Turkey's military base in Qatar has never posed any threat to countries in the region, presidential spokesman İbrahim Kalın said Monday, amid Gulf countries awaiting Qatar's response to their demand to close the base in the country.
Speaking to reporters in Istanbul, Kalın said that President Recep Tayyip Erdoğan will continue to keep up with developments regarding the Qatar crisis, calling the next few days critical.
"The Turkish base in Qatar poses no threat to any countries in the region" Kalın said.
Kalın also said that Erdoğan will meet with Russian President Vladimir Putin at the G20 Summit in Hamburg.
On June 5, Saudi Arabia, the United Arab Emirates (UAE), Bahrain, Egypt and Yemen cut ties with Qatar, accusing Doha of supporting terrorism. Qatar has denied the accusations, saying the move to diplomatically isolate it is unjustified. The four Arab states presented Qatar a list of demands, including calls to close the Turkish base in the country, shut down Al-Jazeera TV and cut ties with Iran.

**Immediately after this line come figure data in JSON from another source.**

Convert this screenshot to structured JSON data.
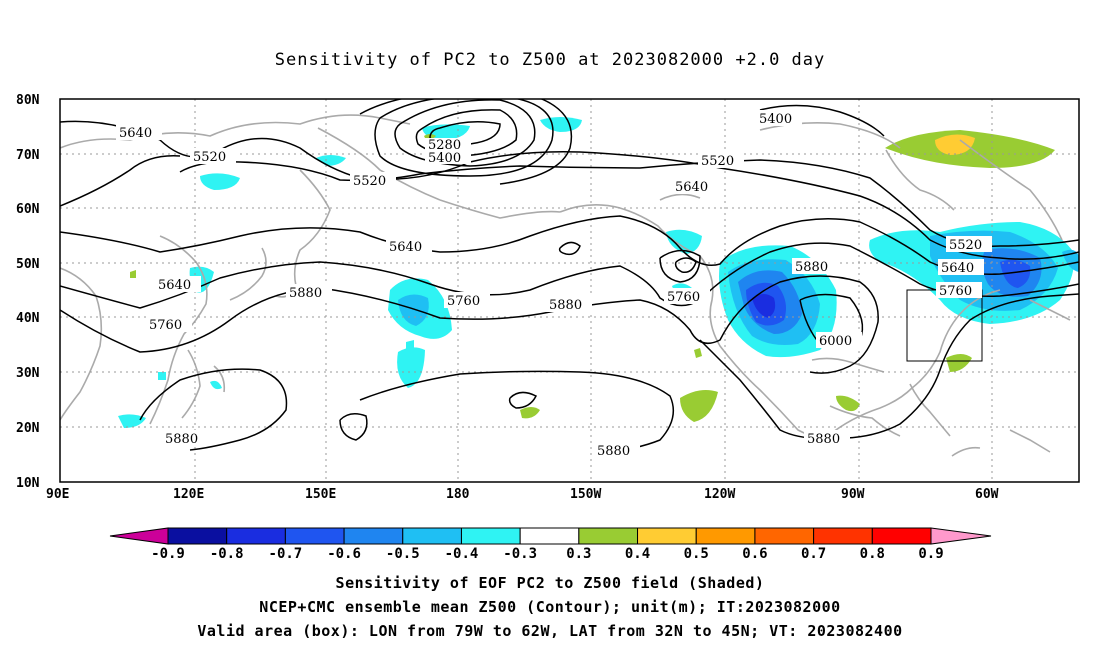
{
  "title": "Sensitivity of PC2 to Z500 at 2023082000 +2.0 day",
  "lat_labels": [
    "80N",
    "70N",
    "60N",
    "50N",
    "40N",
    "30N",
    "20N",
    "10N"
  ],
  "lon_labels": [
    "90E",
    "120E",
    "150E",
    "180",
    "150W",
    "120W",
    "90W",
    "60W"
  ],
  "contour_labels": [
    {
      "text": "5640",
      "id": "c5640a"
    },
    {
      "text": "5520",
      "id": "c5520a"
    },
    {
      "text": "5520",
      "id": "c5520b"
    },
    {
      "text": "5280",
      "id": "c5280"
    },
    {
      "text": "5400",
      "id": "c5400a"
    },
    {
      "text": "5400",
      "id": "c5400b"
    },
    {
      "text": "5520",
      "id": "c5520c"
    },
    {
      "text": "5640",
      "id": "c5640b"
    },
    {
      "text": "5640",
      "id": "c5640c"
    },
    {
      "text": "5640",
      "id": "c5640d"
    },
    {
      "text": "5760",
      "id": "c5760a"
    },
    {
      "text": "5880",
      "id": "c5880a"
    },
    {
      "text": "5760",
      "id": "c5760b"
    },
    {
      "text": "5880",
      "id": "c5880b"
    },
    {
      "text": "5760",
      "id": "c5760c"
    },
    {
      "text": "5880",
      "id": "c5880c"
    },
    {
      "text": "6000",
      "id": "c6000"
    },
    {
      "text": "5880",
      "id": "c5880d"
    },
    {
      "text": "5880",
      "id": "c5880e"
    },
    {
      "text": "5880",
      "id": "c5880f"
    },
    {
      "text": "5520",
      "id": "c5520d"
    },
    {
      "text": "5640",
      "id": "c5640e"
    },
    {
      "text": "5760",
      "id": "c5760d"
    }
  ],
  "colorbar": {
    "labels": [
      "-0.9",
      "-0.8",
      "-0.7",
      "-0.6",
      "-0.5",
      "-0.4",
      "-0.3",
      "0.3",
      "0.4",
      "0.5",
      "0.6",
      "0.7",
      "0.8",
      "0.9"
    ],
    "colors": [
      "#0a0fa0",
      "#1a2de0",
      "#1f55f0",
      "#1f85f0",
      "#1fbff3",
      "#2ff3f3",
      "#ffffff",
      "#99cc33",
      "#ffcc33",
      "#ff9900",
      "#ff6600",
      "#ff3300",
      "#ff0000"
    ],
    "left_arrow_color": "#cc0099",
    "right_arrow_color": "#ff99cc"
  },
  "captions": [
    "Sensitivity of EOF PC2 to Z500 field (Shaded)",
    "NCEP+CMC ensemble mean Z500 (Contour); unit(m); IT:2023082000",
    "Valid area (box): LON from 79W to 62W, LAT from 32N to 45N; VT: 2023082400"
  ]
}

Erdoğan has repeatedly voiced concern over the blockade on Qatar, having called on the Gulf states to resolve the situation before the end of the Islamic holy month of Ramadan, which now has passed.

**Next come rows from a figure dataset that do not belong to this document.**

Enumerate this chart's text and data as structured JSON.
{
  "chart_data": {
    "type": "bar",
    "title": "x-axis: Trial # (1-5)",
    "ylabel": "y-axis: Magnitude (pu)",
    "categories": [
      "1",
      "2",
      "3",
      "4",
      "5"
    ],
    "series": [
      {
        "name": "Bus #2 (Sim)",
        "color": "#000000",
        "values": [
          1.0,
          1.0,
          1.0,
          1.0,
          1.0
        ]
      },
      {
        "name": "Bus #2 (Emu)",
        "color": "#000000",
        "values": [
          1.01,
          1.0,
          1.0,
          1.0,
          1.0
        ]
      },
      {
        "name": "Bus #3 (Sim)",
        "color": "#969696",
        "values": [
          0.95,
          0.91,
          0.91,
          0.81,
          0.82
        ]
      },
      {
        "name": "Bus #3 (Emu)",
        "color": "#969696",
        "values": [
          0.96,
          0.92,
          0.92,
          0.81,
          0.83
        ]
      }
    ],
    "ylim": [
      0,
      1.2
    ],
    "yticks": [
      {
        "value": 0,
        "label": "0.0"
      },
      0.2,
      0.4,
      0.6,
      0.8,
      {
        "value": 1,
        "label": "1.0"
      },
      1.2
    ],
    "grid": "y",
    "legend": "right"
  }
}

Foreign Minister Mevlüt Çavuşoğlu paid an official visit to Qatar, Kuwait and Saudi Arabia as part of Ankara's efforts. After the economic blockade on Qatar, Turkey sent 105 cargo planes of food to Qatar.
On June 19, Turkish troops arrived in Qatar for a long-planned joint military training program, the Qatari Defense Ministry said, following Parliament fast-tracking legislation to deploy to a military base in Qatar on June 7. Turkey has a military base in Qatar that currently houses about 90 Turkish soldiers.
The first batch of 25 Turkish soldiers who left for Qatar to be stationed at the Turkish military base have already arrived in the country. Turkey will also send five armored vehicles as part of the first unit of deployment.
The deal to allow the troop deployment to Qatar is meant to improve the country's armed forces and boost military cooperation and was signed on April 2016, in Doha.
Under the legislation, the military forces of both countries will also be able to carry out joint exercises. Officials from both Qatar and Turkey have said the move is aimed at contributing to regional and world peace.